Cuando cierro los ojos, aún te veo tal y como estabas aquella tarde, Tristán, pero no como una imagen estática, sino como una realidad viva; recuerdo tu respiración, el olor a viejo del tejido de tu poncho azul, tu piel morena reluciendo al sol, tus ojos cerrados como por encanto. Tristán dormido. Era domingo y te tocaba librar en la fragua, así que pasabas el día conmigo, sin hacer nada especial, simplemente acompañándonos mutuamente, y es que me había dado cuenta de que los dos habíamos estado muy solos hasta que nos encontramos, o casi mejor, hasta que nos reencontramos.
Yo cosía al sol apresuradamente las camisas de unos guardias civiles, mis manos se movían con destreza, pero añoraban las cartas que el fuego había consumido. Sin embargo, no me arrepentía de haber acabado con mi modo de vida, no si con ello te había salvado y te había unido a mí para siempre.
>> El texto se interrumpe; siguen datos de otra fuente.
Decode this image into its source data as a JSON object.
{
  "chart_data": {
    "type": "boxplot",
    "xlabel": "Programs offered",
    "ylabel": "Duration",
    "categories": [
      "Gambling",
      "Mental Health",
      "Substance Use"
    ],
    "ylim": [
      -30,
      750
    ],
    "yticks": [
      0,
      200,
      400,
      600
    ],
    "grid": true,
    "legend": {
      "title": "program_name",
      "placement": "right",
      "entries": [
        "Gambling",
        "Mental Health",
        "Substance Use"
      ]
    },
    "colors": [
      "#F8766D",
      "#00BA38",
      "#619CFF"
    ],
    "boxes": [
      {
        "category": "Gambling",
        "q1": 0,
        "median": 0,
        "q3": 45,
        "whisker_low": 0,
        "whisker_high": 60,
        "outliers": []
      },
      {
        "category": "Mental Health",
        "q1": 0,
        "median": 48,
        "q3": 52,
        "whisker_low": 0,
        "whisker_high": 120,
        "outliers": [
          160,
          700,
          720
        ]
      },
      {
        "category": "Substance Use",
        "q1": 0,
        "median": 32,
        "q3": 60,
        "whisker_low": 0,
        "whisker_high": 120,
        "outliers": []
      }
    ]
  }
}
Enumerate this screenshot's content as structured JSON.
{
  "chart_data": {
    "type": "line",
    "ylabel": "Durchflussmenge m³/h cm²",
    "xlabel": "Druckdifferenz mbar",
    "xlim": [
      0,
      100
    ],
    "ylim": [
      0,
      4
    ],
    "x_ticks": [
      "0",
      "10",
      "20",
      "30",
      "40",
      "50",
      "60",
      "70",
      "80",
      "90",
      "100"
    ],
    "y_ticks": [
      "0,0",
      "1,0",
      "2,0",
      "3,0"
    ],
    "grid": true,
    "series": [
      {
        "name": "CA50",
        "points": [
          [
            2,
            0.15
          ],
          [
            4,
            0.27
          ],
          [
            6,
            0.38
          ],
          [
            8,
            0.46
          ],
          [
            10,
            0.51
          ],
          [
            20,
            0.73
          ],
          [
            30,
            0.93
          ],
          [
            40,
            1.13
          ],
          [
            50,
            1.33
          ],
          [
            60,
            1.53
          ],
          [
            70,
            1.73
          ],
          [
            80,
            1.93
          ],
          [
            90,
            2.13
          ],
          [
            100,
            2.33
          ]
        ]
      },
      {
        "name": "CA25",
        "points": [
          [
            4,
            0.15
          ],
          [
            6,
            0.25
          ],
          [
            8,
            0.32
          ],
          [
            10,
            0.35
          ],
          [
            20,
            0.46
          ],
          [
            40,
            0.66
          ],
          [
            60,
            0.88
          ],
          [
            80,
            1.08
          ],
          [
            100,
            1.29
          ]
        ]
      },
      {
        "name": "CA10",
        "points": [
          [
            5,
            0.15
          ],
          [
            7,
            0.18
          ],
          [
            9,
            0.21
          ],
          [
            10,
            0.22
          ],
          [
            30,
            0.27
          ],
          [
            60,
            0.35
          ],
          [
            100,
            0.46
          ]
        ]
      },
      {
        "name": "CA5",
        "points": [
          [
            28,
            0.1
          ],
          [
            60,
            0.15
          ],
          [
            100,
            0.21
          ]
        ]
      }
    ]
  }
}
Cuando hube terminado los remiendos, con un resultado bastante precario, te miré largamente hasta que abriste los ojos de golpe, como siempre has hecho, como si realmente en vez de dormir hubieses estado alerta. Nada más verte los ojos, de un verde mucho más intenso que cuando te dormiste, supe que habías estado en el Tártaro en sueños. Te pregunté despreocupadamente si llovía. Miraste a tu alrededor, el sol bañaba el porche con generosidad, y asentiste débilmente. Allí siempre llueve.
Después de dejar las camisas en el cuartel general, fuimos a los maizales, que estaban crecidos, y nos sentamos entre las plantas, ocultos del mundo y del sol. Te encantaba estar allí, era uno de los pocos sitios en los que sonreías de verdad. Tristán de los campos de maíz.
Ese día me hablaste mucho de ti como nunca antes lo habías hecho y me dijiste algo que me reconcilió por completo contigo y con las circunstancias en las que llegaste al pueblo. Ese niño nunca llegó a nacer porque llevaba más muerte que vida. Y yo supe de qué niño hablabas y a qué te referías, porque había oído al médico contándole al boticario que el feto cuyo aborto habíamos presenciado llevaba unido a la espalda un gemelo que no había llegado a desarrollarse.
Llegó la noche y nos pilló fuera, pero no volvimos al pueblo, simplemente nos quedamos como estábamos, mirándonos a los ojos sin vernos, perdidos cada uno en nuestro propio interior. ¿O tal vez en el del otro? No lo sé, solo sé que me dijiste que algún día tenía que contarte por qué era tan desgraciada. Me dolió verme tan expuesta, me gustaba buscar en tu pasado, pero no que tú lo hicieras con el mío. Me levanté sin una palabra y me fui.
Todavía me pregunto, querido Tristán, si te quedaste después de que me fuera o si fuiste a dormir al taller. Supongo que saber dónde pasaste la noche aclararía muchas cosas. Pero lo que definitivamente lo aclararía todo sería saber si, como yo, tú también pasaste la noche en blanco.